When Dan was named “Winemaker of the Year” by the San Francisco Chronicle in 2017, writer Esther Mobley noted the skill with which he bounces between the two poles of his winemaking life: succulent Napa Cabernet at Larkmead on one pole; steely, aromatic Massican whites at the other. “It’s the rare winemaker who can contain multitudes such as these,” Mobley wrote. “To forge a style of wine as original and unmoored as Massican while upholding the epitome of the American wine establishment, Napa Valley Cabernet.”
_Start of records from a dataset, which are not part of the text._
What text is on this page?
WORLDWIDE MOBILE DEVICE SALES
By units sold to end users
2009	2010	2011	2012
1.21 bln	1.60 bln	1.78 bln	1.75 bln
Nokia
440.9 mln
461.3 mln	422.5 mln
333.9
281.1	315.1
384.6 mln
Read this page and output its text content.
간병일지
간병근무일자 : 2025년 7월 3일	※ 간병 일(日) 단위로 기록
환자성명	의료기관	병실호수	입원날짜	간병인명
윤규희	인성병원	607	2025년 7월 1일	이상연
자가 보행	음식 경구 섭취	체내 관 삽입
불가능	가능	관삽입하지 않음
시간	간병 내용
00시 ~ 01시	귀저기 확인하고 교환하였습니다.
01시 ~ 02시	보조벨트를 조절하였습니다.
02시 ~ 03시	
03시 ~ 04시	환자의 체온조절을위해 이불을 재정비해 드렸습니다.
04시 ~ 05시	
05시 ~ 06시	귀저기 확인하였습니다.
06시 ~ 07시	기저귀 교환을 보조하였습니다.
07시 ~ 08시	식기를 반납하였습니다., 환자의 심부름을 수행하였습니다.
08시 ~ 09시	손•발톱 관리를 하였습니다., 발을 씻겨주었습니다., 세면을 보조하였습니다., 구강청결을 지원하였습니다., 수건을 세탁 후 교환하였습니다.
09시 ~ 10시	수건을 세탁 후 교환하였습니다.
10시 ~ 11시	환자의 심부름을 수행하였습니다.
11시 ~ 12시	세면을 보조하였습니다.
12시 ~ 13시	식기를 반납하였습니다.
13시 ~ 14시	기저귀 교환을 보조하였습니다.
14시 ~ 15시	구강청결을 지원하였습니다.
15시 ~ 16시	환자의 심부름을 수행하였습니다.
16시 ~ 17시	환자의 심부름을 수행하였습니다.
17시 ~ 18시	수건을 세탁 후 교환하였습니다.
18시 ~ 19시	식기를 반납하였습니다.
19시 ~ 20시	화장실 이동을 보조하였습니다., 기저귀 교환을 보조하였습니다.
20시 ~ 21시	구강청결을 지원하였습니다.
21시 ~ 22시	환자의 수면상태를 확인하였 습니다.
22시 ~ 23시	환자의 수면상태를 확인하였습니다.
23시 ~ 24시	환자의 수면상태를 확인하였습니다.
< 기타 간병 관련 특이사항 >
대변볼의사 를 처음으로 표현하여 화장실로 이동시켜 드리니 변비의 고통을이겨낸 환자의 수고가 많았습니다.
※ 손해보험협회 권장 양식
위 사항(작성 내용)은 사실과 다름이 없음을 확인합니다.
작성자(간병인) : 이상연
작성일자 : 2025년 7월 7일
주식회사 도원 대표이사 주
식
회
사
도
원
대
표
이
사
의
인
A devoted student of wine who once worked in the magazine publishing, Petroski started getting into wine in the late-1990s and eventually dove in headlong—moving to Italy to apprentice at Sicily’s Valle dell’Acate winery. He moved to California in 2006, landing a harvest internship at DuMol, and from there it was “game on.” He’s been at Larkmead for 14 years and founded Massican in 2009, naming today’s wine for his Italian mother, Annia. The name Massican refers to Monte Massico in Italy’s Campania region, a historic winemaking area and the land of his ancestors. And while Massican wines have recently come to incorporate “Campanian” grapes such as Greco di Tufo, the principal inspiration for the lineup is the stainless steel-fermented style of white wine perfected in Friuli-Venezia Giulia in the ’90s and early 2000s (the era before skin-contact “orange” whites became fashionable).
The 2020 “Annia” is a blend of Tocai Friulano (61%), Ribolla Gialla (27%), and a little bit of Hyde Vineyard Chardonnay (12%). The Tocai was originally planted in 1946 by the Nichelini family, in Napa’s easterly Chiles Valley. The Ribolla Gialla, meanwhile, boasts 18+ years of vine age, having been planted by legendary Napa vintner George Vare. If you are surprised that two relatively obscure Italian varieties have been planted in Napa Valley for so long, well, I was, too, but I was not surprised to hear that there’s not that much of either: “Annia” contains 30% of all the Tocai and Ribolla grapes grown in California.
Massican whites are all about modest alcohol levels and minimal oak, and the 2020 continues the tradition. Coming in at just 12.5% alcohol, it nevertheless displays great concentration and energy in the glass. It doesn’t feel “light” at all. In the glass, it has a medium yellow-gold core moving to silver and green at the rim, with perfumed aromas of white peach, apricot, citrus peels, wildflower honey, green herbs, and wet stones. For lovers of the Friulano grape from Friuli-Venezia-Giulia itself, this wine is California’s most faithful representation: the variety’s distant relation to Sauvignon Blanc is discernible in the aromas, while on the palate the Ribolla Gialla is there to jolt your palate to life and ready you for some food. Pull the cork about 15 minutes before serving in all-purpose white wine stems at 45-50 degrees, preferably with some fresh seafood. Check out the attached recipe and make sure there are plenty of lemon wedges on hand. As summer approaches, this is poised to be your “go-to.” I know it will be mine!